India Post offers 9 types of savings schemes to residents of India. Let’s take a look at them one by one.

While it may have been overlooked in the recent years, India Post has played an important role in offering financial services to each and every corner in the country. It has been the sole financial services institution for many underserved sections of the society and far-flung geographies. Similar to banks, the interest rates applicable to India Post savings schemes are revised periodically. Some of these saving schemes like PPF offer tax benefits too. At present, India Post offers 9 saving schemes.

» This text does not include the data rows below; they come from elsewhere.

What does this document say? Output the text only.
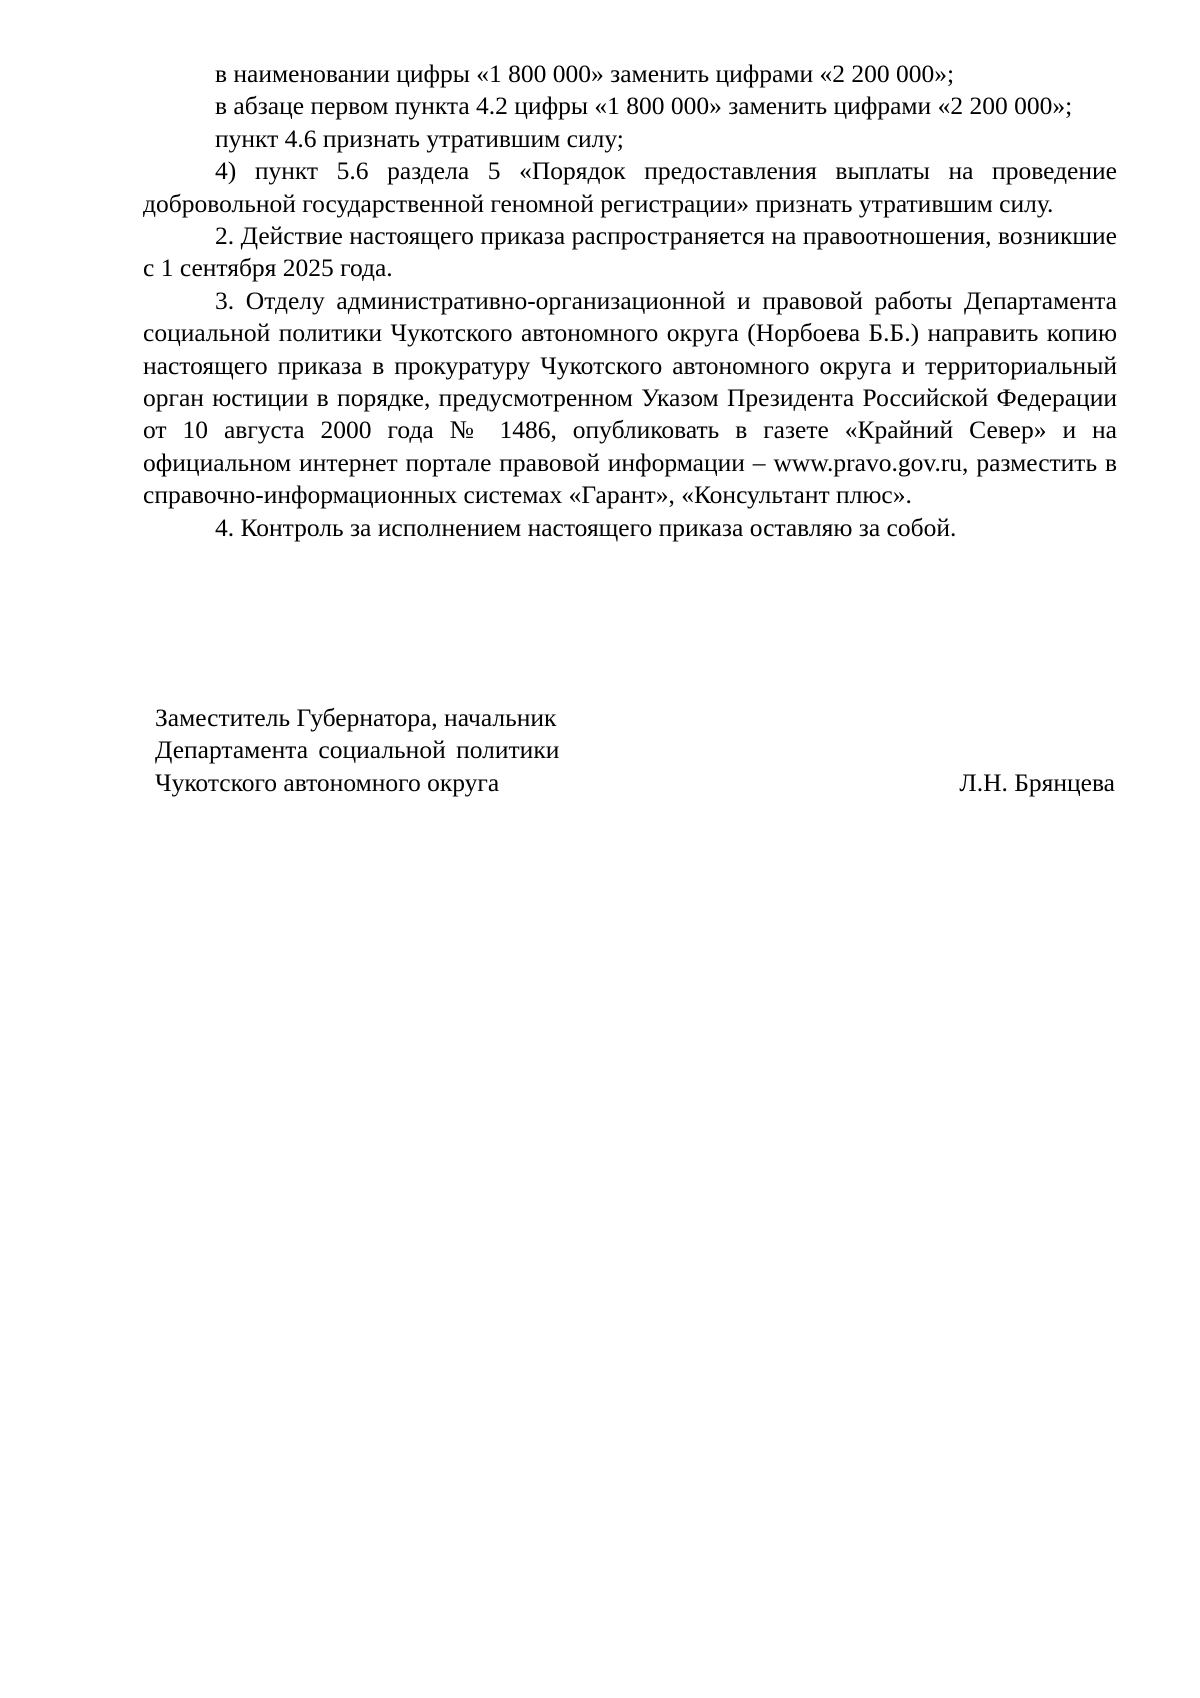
в наименовании цифры «1 800 000» заменить цифрами «2 200 000»;

в абзаце первом пункта 4.2 цифры «1 800 000» заменить цифрами «2 200 000»;

пункт 4.6 признать утратившим силу;

4) пункт 5.6 раздела 5 «Порядок предоставления выплаты на проведение добровольной государственной геномной регистрации» признать утратившим силу.

2. Действие настоящего приказа распространяется на правоотношения, возникшие с 1 сентября 2025 года.

3. Отделу административно-организационной и правовой работы Департамента социальной политики Чукотского автономного округа (Норбоева Б.Б.) направить копию настоящего приказа в прокуратуру Чукотского автономного округа и территориальный орган юстиции в порядке, предусмотренном Указом Президента Российской Федерации от 10 августа 2000 года № 1486, опубликовать в газете «Крайний Север» и на официальном интернет портале правовой информации – www.pravo.gov.ru, разместить в справочно-информационных системах «Гарант», «Консультант плюс».

4. Контроль за исполнением настоящего приказа оставляю за собой.

Заместитель Губернатора, начальник
Департамента социальной политики
Чукотского автономного округа	Л.Н. Брянцева
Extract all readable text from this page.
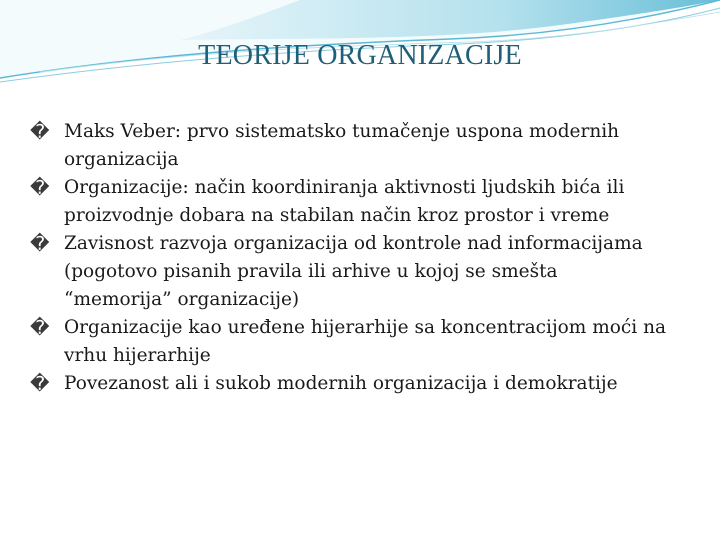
TEORIJE ORGANIZACIJE
� Maks Veber: prvo sistematsko tumačenje uspona modernih organizacija
� Organizacije: način koordiniranja aktivnosti ljudskih bića ili proizvodnje dobara na stabilan način kroz prostor i vreme
� Zavisnost razvoja organizacija od kontrole nad informacijama (pogotovo pisanih pravila ili arhive u kojoj se smešta “memorija” organizacije)
� Organizacije kao uređene hijerarhije sa koncentracijom moći na vrhu hijerarhije
� Povezanost ali i sukob modernih organizacija i demokratije
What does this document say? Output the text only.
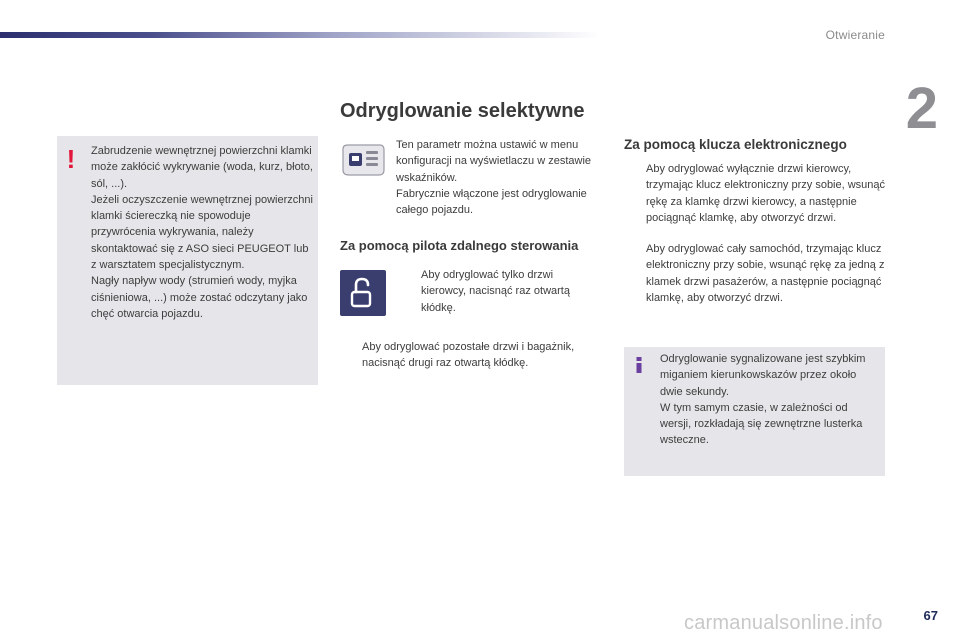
Otwieranie
2
Odryglowanie selektywne
! Zabrudzenie wewnętrznej powierzchni klamki może zakłócić wykrywanie (woda, kurz, błoto, sól, ...).

Jeżeli oczyszczenie wewnętrznej powierzchni klamki ściereczką nie spowoduje przywrócenia wykrywania, należy skontaktować się z ASO sieci PEUGEOT lub z warsztatem specjalistycznym.

Nagły napływ wody (strumień wody, myjka ciśnieniowa, ...) może zostać odczytany jako chęć otwarcia pojazdu.

Ten parametr można ustawić w menu konfiguracji na wyświetlaczu w zestawie wskaźników.

Fabrycznie włączone jest odryglowanie całego pojazdu.

Za pomocą pilota zdalnego sterowania
Aby odryglować tylko drzwi kierowcy, nacisnąć raz otwartą kłódkę.
Aby odryglować pozostałe drzwi i bagażnik, nacisnąć drugi raz otwartą kłódkę.
Za pomocą klucza elektronicznego
Aby odryglować wyłącznie drzwi kierowcy, trzymając klucz elektroniczny przy sobie, wsunąć rękę za klamkę drzwi kierowcy, a następnie pociągnąć klamkę, aby otworzyć drzwi.
Aby odryglować cały samochód, trzymając klucz elektroniczny przy sobie, wsunąć rękę za jedną z klamek drzwi pasażerów, a następnie pociągnąć klamkę, aby otworzyć drzwi.

Odryglowanie sygnalizowane jest szybkim miganiem kierunkowskazów przez około dwie sekundy.

W tym samym czasie, w zależności od wersji, rozkładają się zewnętrzne lusterka wsteczne.

67
carmanualsonline.info
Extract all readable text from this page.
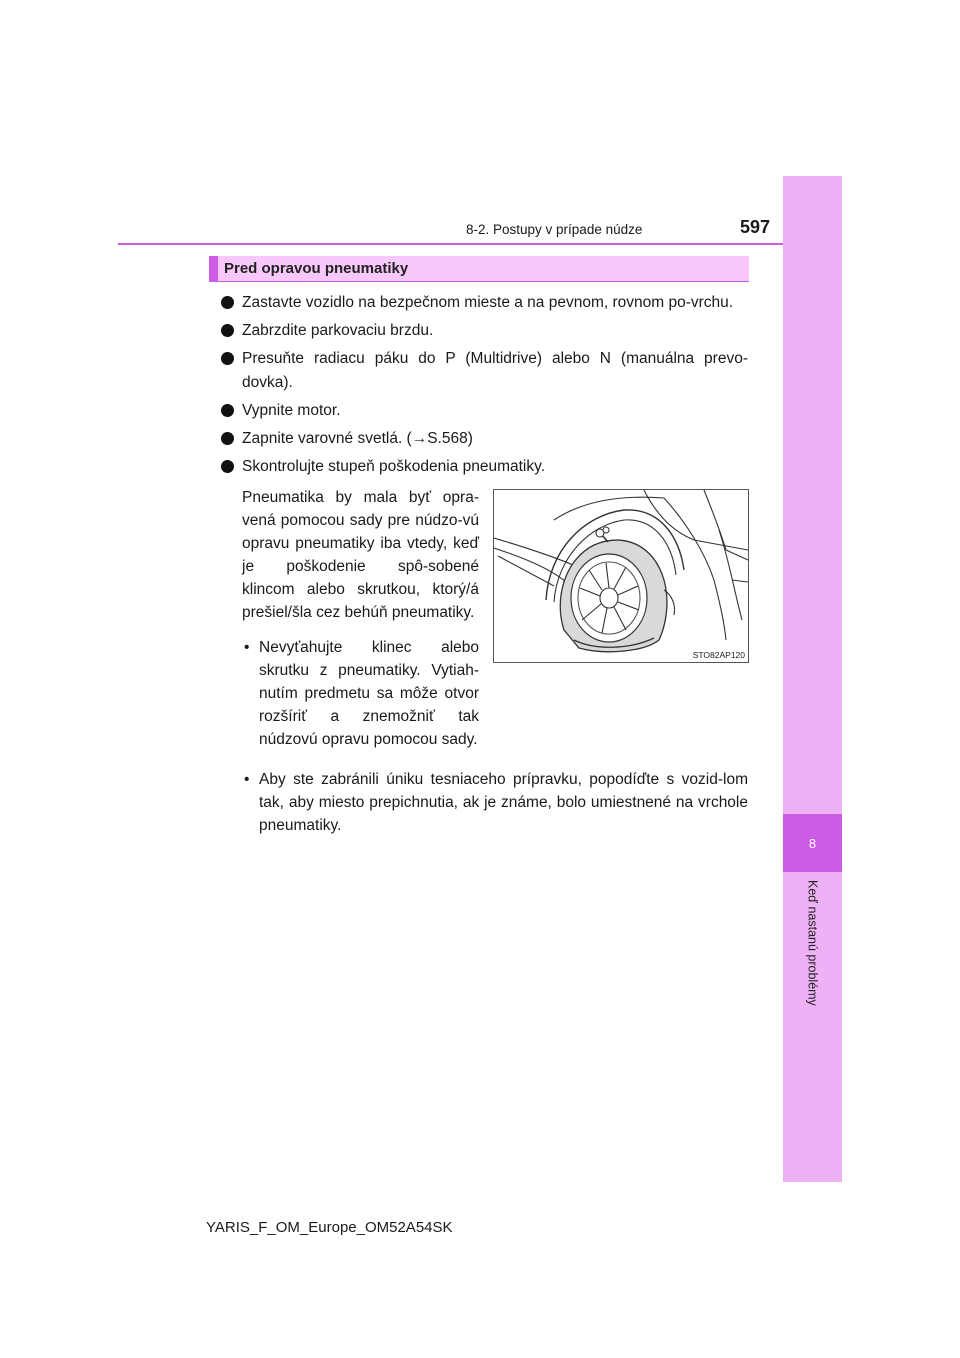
8
Keď nastanú problémy
8-2. Postupy v prípade núdze	597
Pred opravou pneumatiky
Zastavte vozidlo na bezpečnom mieste a na pevnom, rovnom po-vrchu.
Zabrzdite parkovaciu brzdu.
Presuňte radiacu páku do P (Multidrive) alebo N (manuálna prevo-dovka).
Vypnite motor.
Zapnite varovné svetlá. (→S.568)
Skontrolujte stupeň poškodenia pneumatiky.

Pneumatika by mala byť opra-vená pomocou sady pre núdzo-vú opravu pneumatiky iba vtedy, keď je poškodenie spô-sobené klincom alebo skrutkou, ktorý/á prešiel/šla cez behúň pneumatiky.

• Nevyťahujte klinec alebo skrutku z pneumatiky. Vytiah-nutím predmetu sa môže otvor rozšíriť a znemožniť tak núdzovú opravu pomocou sady.
• Aby ste zabránili úniku tesniaceho prípravku, popodíďte s vozid-lom tak, aby miesto prepichnutia, ak je známe, bolo umiestnené na vrchole pneumatiky.
STO82AP120
YARIS_F_OM_Europe_OM52A54SK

Let us look at them one by one:

  • Post Office Savings Account: The Post Office savings account operates in a similar manner to savings accounts that can be opened with banks. The interest rates applicable to these savings accounts are also at par with bank’s saving accounts
  • Post Office Fixed Deposit: The Post Office fixed deposits can be opened for 1, 2, 3 and 5 years of tenure. The interest rates are also at par with the bank’s fixed deposits
  • Post Office Recurring Deposit: The Post Office offers 5-year recurring deposits at lucrative interest rates
  • Post Office Monthly Income Scheme: Post Office allows investments up to Rs. 4.5 lakh for individuals and Rs. 9 lakh for joint borrowers. Investors can earn a steady monthly income until maturity date of the scheme
  • Senior Citizen Savings Scheme (SCSS): Senior citizens can deposit up to Rs. 15 lakh to earn regular interest income. It has a lock-in period of 5 years
  • Public Provident Fund (PPF): Probably the most well-known long-term savings scheme, PPF is a popular tax saving scheme in India. It matures in 15 years, however, partial withdrawals are allowed after the first 3 years
  • National Savings Certificate (NSC): Another avenue to save money and avail tax deductions, National Savings Certificates are issued for a period of 5 years and fetch above-average returns
  • Kisan Vikas Patra (KVP): This is also a certificate scheme from India Post. It offers the opportunity to double one’s one-time investment in 124 months in a relatively risk-free manner when compared to other avenues
  • Sukanya Samriddhi Yojana (SSY): Specially meant for the girl child, Sukanya Samriddhi Yojana is a savings scheme that allows households with 2 daughters to operate 2 individual accounts and get above-average returns. Once the child reaches 21 years of age, they can claim the maturity amount

These are the 9 savings schemes offered by India Post. Post office saving schemes offer moderate returns on your investments. The best part is that these are totally safe avenues to invest your hard-earned money and offer assured returns. If for nothing else, the relative safety of these investment avenues should be enough for you to give them a good look.